Not only does The Process plot offer a premise that can organically incorporate plenty of plot twists, but it also feels wholly relevant to our modern era of unchecked tech moguls pushing unethical privacy violations on the public, and of our personal data increasingly being sold to the highest bidder and abused.
As much as our society is obsessed with serial killers and true crime, the reality is that there are very few serial killers, and it’s not something the vast majority of people can relate to. The Process is a wild story – but it’s also one that you could easily imagine happening in reality, considering how algorithms already manipulate and control everything we do.
Secondly, The Process’s third potential member, Jillian, is MIA, so the plot will likely come back around at some point this season. When it does, it has the potential to impact the Shaw brothers on a deeper level than they ever thought possible.
Tracker Season 3’s Overarching Mystery Can Tie Back To Ashton Shaw’s Murder
Considering how The Process operates, it’s entirely possible that it will somehow connect to the death of Ashton Shaw. Tracker season 2’s finale revealed that it was Otto Waldron who had pushed Ashton off the cliff that night, and that he’d been asked by Mary Shaw to talk to Ashton. In the most recent Tracker season 3 episode, Colter and Russell both agreed that Ashton hadn’t been mentally well by the end – but also that something had happened that summer to break him.

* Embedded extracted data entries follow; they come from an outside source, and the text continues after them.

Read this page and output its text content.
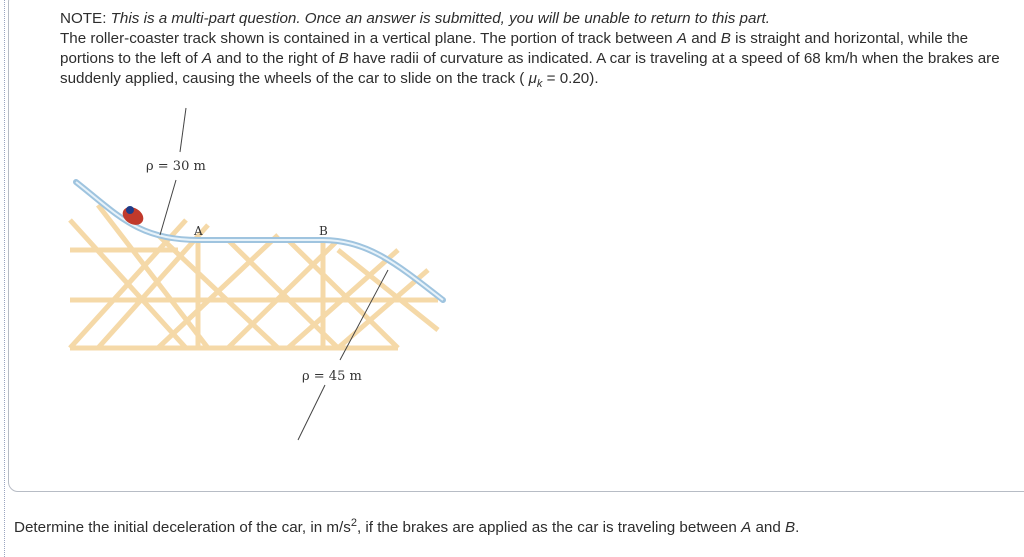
NOTE: This is a multi-part question. Once an answer is submitted, you will be unable to return to this part.

The roller-coaster track shown is contained in a vertical plane. The portion of track between A and B is straight and horizontal, while the portions to the left of A and to the right of B have radii of curvature as indicated. A car is traveling at a speed of 68 km/h when the brakes are suddenly applied, causing the wheels of the car to slide on the track ( $\mu_k = 0.20$).

ρ = 30 m
A	B
ρ = 45 m
Determine the initial deceleration of the car, in $m/s^2$, if the brakes are applied as the car is traveling between A and B.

Everything points to Ashton getting involved in something dangerous during his time as a professor at Berkeley. We know that he was recruited by the government to work on a top-secret project, and he was almost certainly killed for it. As it’s been operating for about ten years, the timeline doesn’t quite add up for the top-secret project to be some version of The Process, but that doesn’t mean the algorithm couldn’t have later tied in to whatever the government was doing in 1992 that made Ashton Shaw take his family and flee.